Code example :
#include <cstdio>
class Test
{
public:
template<typename T, typename T2>
bool operator =(T& value)
{
return true;
}
};
template bool Test::operator= <int, bool>(int&);
int main()
{
Test t;
int gg = 1234;
t = gg;
}
Checked several compilers. Problem with line t=gg. If i remove second template argument T2, Everything compiles and works. Is it not allowed to have several template argumens for assigment operator?
You may use as many templates parameters as you need.
The problem is that the compiler does not have a means to deduce other template parameters except the template parameters that are specified in the declaration of the operator parameter or that have a default argument.
So you will have to write something like the following
#include <iostream>
class Test
{
public:
template<typename T, typename T2>
bool operator =( T& )
{
return true;
}
};
template bool Test::operator= <int, bool>(int&);
int main()
{
Test t;
int gg = 1234;
t.operator =<int, bool>( gg );
}
Is it not allowed to have several template argumens for assigment operator? [sic]
It's not that it's not allowed, but rather that the compiler has no way to deduce the second argument.
If your function looked something like this:
template<typename T>
bool operator =(T& value)
Then template parameter T could be deduced: It will be the type of whatever you're trying to set t to. Since this is all the template parameters, you're good.
However, what happens when you have 2?
template<typename T, typename T2>
bool operator =(T& value)
T is easily deducible, but what about T2? How would the compiler know what T2 should be? The answer is it can't.
You do have the option of telling it, by calling the operator function directly:
t.operator=<int, bool>(gg);
But I would imagine that wouldn't be what you want.
Unfortunately for you, the following expression won't work:
t =<bool> gg;
So I think calling operator=() directly is your only option here.
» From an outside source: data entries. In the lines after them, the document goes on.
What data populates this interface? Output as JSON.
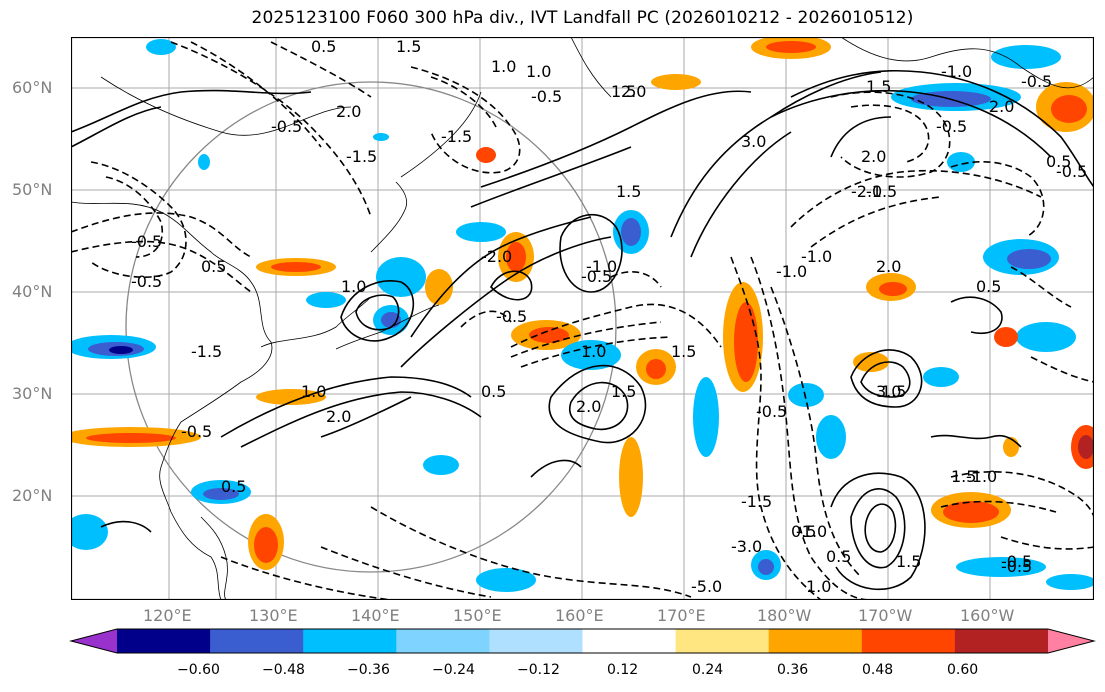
{
  "title": "2025123100 F060 300 hPa div., IVT Landfall PC (2026010212 - 2026010512)",
  "lat_labels": [
    "60°N",
    "50°N",
    "40°N",
    "30°N",
    "20°N"
  ],
  "lon_labels": [
    "120°E",
    "130°E",
    "140°E",
    "150°E",
    "160°E",
    "170°E",
    "180°W",
    "170°W",
    "160°W"
  ],
  "contour_labels": [
    "0.5",
    "1.5",
    "-1.5",
    "1.0",
    "2.0",
    "-0.5",
    "1.5",
    "-0.5",
    "-1.5",
    "3.0",
    "2.0",
    "-1.0",
    "1.5",
    "1.0",
    "-0.5",
    "2.0",
    "-0.5",
    "1.5",
    "-1.0",
    "2.0",
    "-0.5",
    "-2.0",
    "-0.5",
    "0.5",
    "1.0",
    "1.5",
    "2.0",
    "1.5",
    "-0.5",
    "0.5",
    "0.5",
    "-0.5",
    "0.5",
    "-1.0",
    "-0.5",
    "-1.5",
    "1.0",
    "2.0",
    "-2.0",
    "-1.5",
    "2.0",
    "1.5",
    "3.0",
    "-0.5",
    "-1.5",
    "1.5",
    "-1.0",
    "0.5",
    "-5.0",
    "-3.0",
    "-1.0",
    "0.5",
    "1.0",
    "1.5",
    "-0.5",
    "-1.0",
    "-0.5",
    "-0.5",
    "1.0",
    "0.5"
  ],
  "colorbar": {
    "ticks": [
      "−0.60",
      "−0.48",
      "−0.36",
      "−0.24",
      "−0.12",
      "0.12",
      "0.24",
      "0.36",
      "0.48",
      "0.60"
    ],
    "colors": [
      "#9932cc",
      "#00008b",
      "#3a5ed0",
      "#00bfff",
      "#7fd4ff",
      "#b0e0ff",
      "#ffffff",
      "#ffe680",
      "#ffa500",
      "#ff4500",
      "#b22222",
      "#ff80a0"
    ]
  }
}
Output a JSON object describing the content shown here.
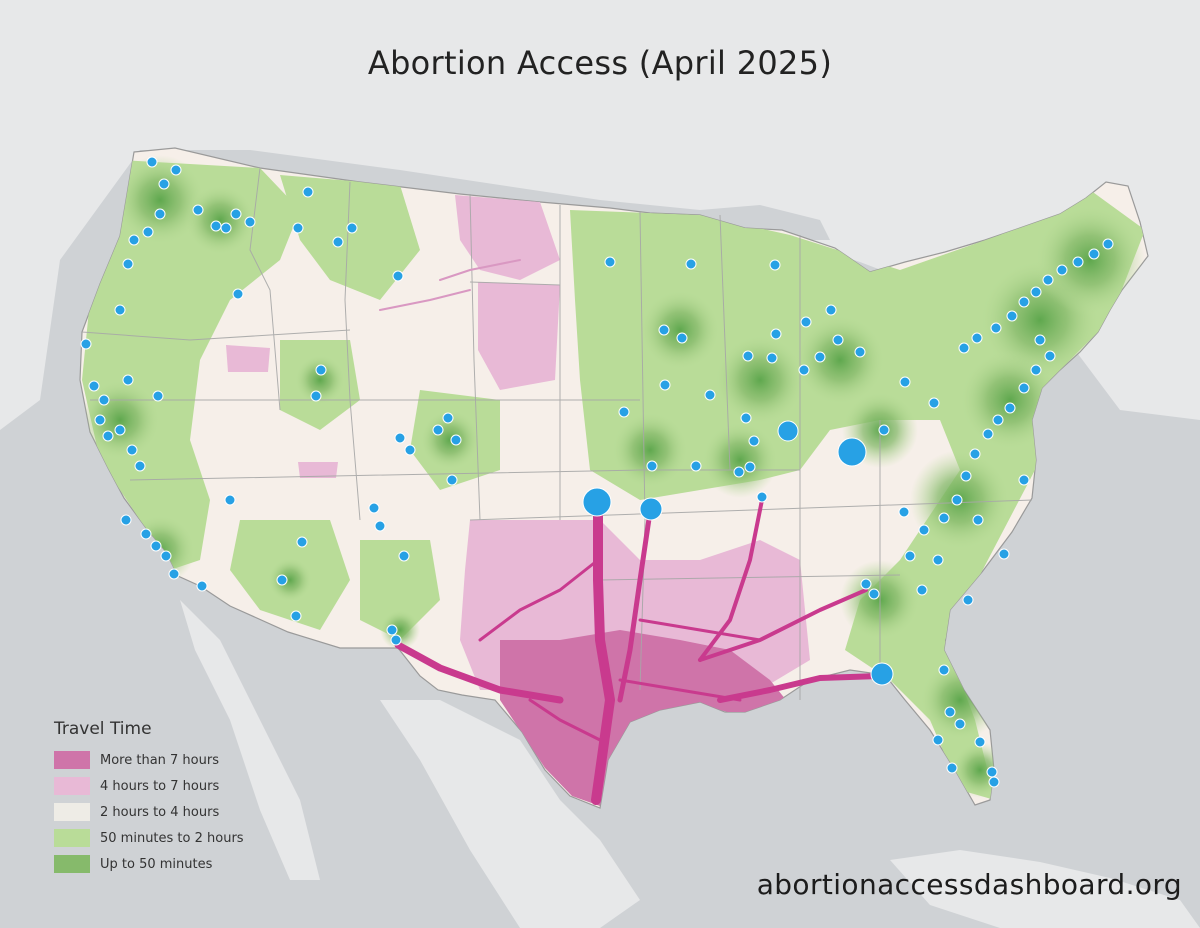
{
  "title": "Abortion Access (April 2025)",
  "legend": {
    "title": "Travel Time",
    "items": [
      {
        "label": "More than 7 hours",
        "color": "#cf74a9"
      },
      {
        "label": "4 hours to 7 hours",
        "color": "#e8b9d6"
      },
      {
        "label": "2 hours to 4 hours",
        "color": "#eeece6"
      },
      {
        "label": "50 minutes to 2 hours",
        "color": "#b9dc98"
      },
      {
        "label": "Up to 50 minutes",
        "color": "#86ba6b"
      }
    ]
  },
  "footer": {
    "website": "abortionaccessdashboard.org"
  },
  "colors": {
    "water": "#cfd2d5",
    "land_background": "#e7e8e9",
    "provider_marker": "#27a1e5",
    "travel_route": "#c93a8e"
  }
}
Imagine that in operator i create object of type T2 and put it some list. I did not show full source code, because problem can be seen from this part
It sounds like you're using the operator=() for something it wasn't designed to do. operator=() is really only supposed to be used for copying the other object's state. If everything you need to set your state isn't inherent in the T, then you probably shouldn't be using operator=() for this purpose.
Consider splitting it into two separate functions, or move it into a non-operator function altogether. This way, it will be more clear to other people reading your code in the future what it is you're doing anyway.
Disclaimer, I really don't understand what you want to achieve, and I absolutely agree wit hte others, that you're probably trying doing something with the assignment operator that it's not intender for.
But here's a piece of code that is at least syntactically close to your requirement. Instead of specifying the two parameters in the operator declaration, you could make Test a class template and use plain old function overloading.
template<typename T1, typename T2>
struct Test {
T2 operator=(T1&) { return {}; }
T1 operator=(T2&) { return {}; }
};
struct Foo {};
int main() {
Test<int, Foo> t;
int gg = 1234;
Foo x = t = gg; // <- this really looks weird, but works.
Foo ff;
int i = t = ff;
}
If this is not what you want, then we proably need more information about your comcreate use case.
Live code here.
It sounds like what you actually want to do is derive a second type from your first template argument. This would normally be achieved through some sort of traits type:
#include <cstdio>
template < typename T >
struct TestTraits;
template <>
struct TestTraits< int >
{
typedef bool T2;
};
class Test
{
public:
template<typename T>
bool operator =(T& value)
{
using T2 = typename TestTraits< T >::T2;
return true;
}
};
int main()
{
Test t;
int gg = 1234;
t = gg;
}